Considérant ce qui suit :
1. M. A…, ressortissant guinéen né le 3 mars 2007, est entré en France le 3 octobre 2023, en qualité de mineur isolé. Le 8 octobre 2025, il a sollicité son admission exceptionnelle au séjour sur le fondement de l’article L. 435-3 du code de l’entrée et du séjour des étrangers et du droit d’asile. Par un arrêté en date du 11 février 2026, le préfet du Val-d’Oise a refusé de lui délivrer le titre de séjour sollicité et l’a obligé à quitter le territoire français. Par la présente requête, M. A… demande à la juge des référés, statuant sur le fondement des dispositions de l’article L. 521-1 du code de justice administrative, d’ordonner la suspension de l’exécution de la décision par laquelle le préfet du Val-d’Oise a refusé de faire droit à sa demande de titre de séjour.
2. Aux termes de l’article L. 521-1 du code de justice administrative : « Quand une décision administrative, même de rejet, fait l’objet d’une requête en annulation ou en réformation, le juge des référés, saisi d’une demande en ce sens, peut ordonner la suspension de l’exécution de cette décision, ou de certains de ses effets, lorsque l’urgence le justifie et qu’il est fait état d’un moyen propre à créer, en l’état de l’instruction, un doute sérieux quant à la légalité de la décision (…) ». L’article L. 522-3 du même code dispose que : « Lorsque la demande ne présente pas un caractère d’urgence ou lorsqu’il apparaît manifeste, au vu de la demande, que celle-ci ne relève pas de la compétence de la juridiction administrative, qu’elle est irrecevable ou qu’elle est mal fondée, le juge des référés peut la rejeter par une ordonnance motivée sans qu’il y ait lieu d’appliquer les deux premiers alinéas de l’article L. 522-1. ».

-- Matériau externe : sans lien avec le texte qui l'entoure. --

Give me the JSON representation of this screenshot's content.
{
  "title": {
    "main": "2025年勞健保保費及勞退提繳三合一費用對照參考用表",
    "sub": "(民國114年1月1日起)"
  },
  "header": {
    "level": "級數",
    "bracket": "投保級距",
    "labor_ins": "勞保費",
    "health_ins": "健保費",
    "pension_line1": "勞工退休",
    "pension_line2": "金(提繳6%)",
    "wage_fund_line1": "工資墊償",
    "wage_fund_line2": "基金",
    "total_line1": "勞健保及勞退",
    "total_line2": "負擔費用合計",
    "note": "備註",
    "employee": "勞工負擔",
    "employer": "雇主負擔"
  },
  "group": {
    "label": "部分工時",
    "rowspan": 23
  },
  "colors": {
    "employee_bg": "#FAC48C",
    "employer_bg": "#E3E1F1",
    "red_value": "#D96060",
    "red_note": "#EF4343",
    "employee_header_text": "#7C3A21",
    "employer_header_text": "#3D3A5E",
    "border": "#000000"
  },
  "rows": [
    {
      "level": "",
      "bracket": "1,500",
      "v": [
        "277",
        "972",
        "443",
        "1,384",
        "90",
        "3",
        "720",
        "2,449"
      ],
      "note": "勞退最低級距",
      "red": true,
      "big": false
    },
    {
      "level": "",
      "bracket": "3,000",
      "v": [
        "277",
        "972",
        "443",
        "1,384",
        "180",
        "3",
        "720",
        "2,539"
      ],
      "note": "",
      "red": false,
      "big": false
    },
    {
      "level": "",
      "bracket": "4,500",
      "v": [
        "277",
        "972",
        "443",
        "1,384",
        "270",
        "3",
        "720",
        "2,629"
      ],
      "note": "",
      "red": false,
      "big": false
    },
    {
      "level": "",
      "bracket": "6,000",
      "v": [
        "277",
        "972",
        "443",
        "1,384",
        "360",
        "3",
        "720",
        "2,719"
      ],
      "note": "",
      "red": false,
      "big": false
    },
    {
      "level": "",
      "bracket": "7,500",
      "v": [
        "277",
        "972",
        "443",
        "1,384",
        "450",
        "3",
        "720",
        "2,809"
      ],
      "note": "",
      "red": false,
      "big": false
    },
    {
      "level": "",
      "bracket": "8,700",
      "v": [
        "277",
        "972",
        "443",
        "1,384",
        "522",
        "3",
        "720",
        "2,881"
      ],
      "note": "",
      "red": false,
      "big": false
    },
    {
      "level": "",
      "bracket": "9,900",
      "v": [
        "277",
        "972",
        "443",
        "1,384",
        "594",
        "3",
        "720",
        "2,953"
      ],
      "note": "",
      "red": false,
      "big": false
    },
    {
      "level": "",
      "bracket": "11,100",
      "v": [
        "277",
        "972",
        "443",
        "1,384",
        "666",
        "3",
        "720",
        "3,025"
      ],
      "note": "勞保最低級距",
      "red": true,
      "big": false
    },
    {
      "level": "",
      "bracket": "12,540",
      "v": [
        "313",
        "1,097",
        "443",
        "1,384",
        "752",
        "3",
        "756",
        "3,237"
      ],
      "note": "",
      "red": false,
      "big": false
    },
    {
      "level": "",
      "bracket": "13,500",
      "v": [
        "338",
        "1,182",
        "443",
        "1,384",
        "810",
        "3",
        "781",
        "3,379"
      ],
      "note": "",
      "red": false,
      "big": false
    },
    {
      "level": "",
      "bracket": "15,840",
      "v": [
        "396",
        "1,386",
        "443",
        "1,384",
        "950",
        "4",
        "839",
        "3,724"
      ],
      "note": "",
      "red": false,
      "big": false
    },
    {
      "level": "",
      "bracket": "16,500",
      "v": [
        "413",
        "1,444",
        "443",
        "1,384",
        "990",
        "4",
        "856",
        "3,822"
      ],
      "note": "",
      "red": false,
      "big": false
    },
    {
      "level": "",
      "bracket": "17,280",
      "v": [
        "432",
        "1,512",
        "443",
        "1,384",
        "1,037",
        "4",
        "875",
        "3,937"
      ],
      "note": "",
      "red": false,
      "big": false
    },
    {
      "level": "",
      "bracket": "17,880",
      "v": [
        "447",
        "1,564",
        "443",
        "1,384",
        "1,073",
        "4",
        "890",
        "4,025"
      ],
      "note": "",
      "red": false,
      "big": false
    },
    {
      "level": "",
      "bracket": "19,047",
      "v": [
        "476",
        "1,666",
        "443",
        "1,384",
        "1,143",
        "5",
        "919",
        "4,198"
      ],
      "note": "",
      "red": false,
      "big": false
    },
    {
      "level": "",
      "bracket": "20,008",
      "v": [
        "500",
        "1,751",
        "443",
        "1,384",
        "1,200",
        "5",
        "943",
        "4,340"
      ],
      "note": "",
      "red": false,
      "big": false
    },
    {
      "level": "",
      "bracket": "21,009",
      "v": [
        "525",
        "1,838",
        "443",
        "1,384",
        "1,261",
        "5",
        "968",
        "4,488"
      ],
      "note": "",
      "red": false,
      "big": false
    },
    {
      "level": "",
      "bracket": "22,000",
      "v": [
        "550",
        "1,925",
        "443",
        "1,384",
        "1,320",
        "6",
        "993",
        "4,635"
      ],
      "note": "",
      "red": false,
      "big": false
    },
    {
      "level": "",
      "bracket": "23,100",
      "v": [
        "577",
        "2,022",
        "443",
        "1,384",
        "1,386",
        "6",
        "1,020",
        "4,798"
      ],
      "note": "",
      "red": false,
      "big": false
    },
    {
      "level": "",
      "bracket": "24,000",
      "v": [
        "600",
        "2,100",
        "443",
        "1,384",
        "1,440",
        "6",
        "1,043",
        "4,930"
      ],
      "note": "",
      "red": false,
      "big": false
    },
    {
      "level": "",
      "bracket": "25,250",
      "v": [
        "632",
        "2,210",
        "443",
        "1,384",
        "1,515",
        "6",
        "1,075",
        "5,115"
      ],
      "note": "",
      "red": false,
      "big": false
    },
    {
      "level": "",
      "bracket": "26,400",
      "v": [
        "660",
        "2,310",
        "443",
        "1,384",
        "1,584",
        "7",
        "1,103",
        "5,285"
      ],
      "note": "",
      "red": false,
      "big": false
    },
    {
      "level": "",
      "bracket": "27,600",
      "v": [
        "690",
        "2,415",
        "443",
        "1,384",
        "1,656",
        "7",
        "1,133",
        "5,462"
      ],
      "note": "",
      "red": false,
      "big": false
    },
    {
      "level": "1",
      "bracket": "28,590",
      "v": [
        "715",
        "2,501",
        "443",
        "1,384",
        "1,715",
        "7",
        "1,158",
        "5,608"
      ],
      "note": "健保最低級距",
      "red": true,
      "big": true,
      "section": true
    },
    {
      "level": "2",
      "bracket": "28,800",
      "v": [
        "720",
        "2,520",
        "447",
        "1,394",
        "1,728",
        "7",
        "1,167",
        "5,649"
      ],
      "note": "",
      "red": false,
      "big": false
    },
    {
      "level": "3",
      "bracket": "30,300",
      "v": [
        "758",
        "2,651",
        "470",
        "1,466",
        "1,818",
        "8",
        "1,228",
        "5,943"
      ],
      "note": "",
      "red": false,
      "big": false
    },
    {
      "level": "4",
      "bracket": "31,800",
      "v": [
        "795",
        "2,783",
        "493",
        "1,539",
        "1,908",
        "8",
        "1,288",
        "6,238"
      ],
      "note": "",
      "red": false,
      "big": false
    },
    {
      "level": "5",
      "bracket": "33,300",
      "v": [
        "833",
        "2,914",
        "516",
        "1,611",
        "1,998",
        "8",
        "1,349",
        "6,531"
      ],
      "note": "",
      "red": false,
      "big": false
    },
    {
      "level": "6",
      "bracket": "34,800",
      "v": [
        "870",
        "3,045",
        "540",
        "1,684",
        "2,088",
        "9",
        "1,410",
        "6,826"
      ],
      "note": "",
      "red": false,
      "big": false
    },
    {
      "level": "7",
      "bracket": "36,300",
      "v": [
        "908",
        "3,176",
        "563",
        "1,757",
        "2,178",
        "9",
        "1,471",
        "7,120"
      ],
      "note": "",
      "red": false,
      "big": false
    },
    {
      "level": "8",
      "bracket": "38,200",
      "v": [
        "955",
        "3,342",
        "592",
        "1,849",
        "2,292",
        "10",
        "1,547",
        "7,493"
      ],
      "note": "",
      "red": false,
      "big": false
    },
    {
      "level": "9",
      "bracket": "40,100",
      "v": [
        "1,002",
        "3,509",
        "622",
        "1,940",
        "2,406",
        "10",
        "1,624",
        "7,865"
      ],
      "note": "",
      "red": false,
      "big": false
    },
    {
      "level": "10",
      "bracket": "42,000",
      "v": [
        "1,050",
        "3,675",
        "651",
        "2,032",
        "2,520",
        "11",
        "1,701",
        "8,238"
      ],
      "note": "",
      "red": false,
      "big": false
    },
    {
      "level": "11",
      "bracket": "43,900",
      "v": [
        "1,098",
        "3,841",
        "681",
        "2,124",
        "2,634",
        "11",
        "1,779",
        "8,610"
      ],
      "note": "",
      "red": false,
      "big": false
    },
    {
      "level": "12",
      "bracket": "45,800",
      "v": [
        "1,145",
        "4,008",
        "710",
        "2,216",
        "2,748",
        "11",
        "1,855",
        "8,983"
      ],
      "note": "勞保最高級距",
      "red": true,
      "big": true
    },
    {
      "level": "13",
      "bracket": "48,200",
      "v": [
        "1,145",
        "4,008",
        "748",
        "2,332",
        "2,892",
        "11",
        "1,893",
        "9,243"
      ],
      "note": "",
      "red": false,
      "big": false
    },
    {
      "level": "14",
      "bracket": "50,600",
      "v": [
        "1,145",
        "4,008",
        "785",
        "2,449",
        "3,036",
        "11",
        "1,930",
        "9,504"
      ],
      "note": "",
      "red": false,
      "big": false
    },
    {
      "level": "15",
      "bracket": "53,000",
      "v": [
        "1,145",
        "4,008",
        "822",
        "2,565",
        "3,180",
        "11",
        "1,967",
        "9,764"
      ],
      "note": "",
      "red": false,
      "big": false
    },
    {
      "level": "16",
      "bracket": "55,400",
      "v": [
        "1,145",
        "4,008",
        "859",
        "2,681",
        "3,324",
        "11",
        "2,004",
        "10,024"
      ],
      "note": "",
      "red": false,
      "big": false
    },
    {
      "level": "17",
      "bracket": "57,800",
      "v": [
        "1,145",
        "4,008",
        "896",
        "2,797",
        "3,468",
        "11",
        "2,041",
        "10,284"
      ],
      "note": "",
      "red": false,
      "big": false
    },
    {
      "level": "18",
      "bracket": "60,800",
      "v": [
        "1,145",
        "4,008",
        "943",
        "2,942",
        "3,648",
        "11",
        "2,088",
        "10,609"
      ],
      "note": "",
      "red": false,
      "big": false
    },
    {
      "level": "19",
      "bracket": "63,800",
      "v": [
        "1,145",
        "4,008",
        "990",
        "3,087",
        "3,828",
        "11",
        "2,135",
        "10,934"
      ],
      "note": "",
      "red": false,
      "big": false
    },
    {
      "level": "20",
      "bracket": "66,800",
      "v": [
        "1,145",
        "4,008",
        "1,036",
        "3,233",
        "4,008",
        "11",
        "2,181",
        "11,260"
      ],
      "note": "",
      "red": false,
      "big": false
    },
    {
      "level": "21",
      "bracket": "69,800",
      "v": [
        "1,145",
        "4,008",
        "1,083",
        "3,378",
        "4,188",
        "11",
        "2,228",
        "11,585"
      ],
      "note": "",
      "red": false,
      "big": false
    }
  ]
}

3. En l’état de l’instruction, aucun des moyens invoqués par M. A…, visés ci-dessus, ne paraît propre à créer un doute sérieux quant à la légalité de la décision par laquelle le préfet du Val-d’Oise a rejeté sa demande de titre de séjour.
4. Il résulte de ce qui précède, sans qu’il soit besoin de se prononcer sur la condition d’urgence, que la requête de M. A… doit être rejetée en toutes ses conclusions, par application des dispositions précitées de l’article L. 522-3 du code de justice administrative.
ORDONNE :
Article 1er :
La requête de M. A… est rejetée.
Article 2 :
La présente ordonnance sera notifiée à M. B… A….
Copie en sera adressée au préfet du Val-d’Oise.
Fait à Cergy, le 12 mai 2026.
La juge des référés,
signé
Z. Saïh
La République mande et ordonne au ministre de l’intérieur en ce qui le concerne ou à tous commissaires de justice à ce requis en ce qui concerne les voies de droit commun, contre les parties privées, de pourvoir à l’exécution de la présente décision.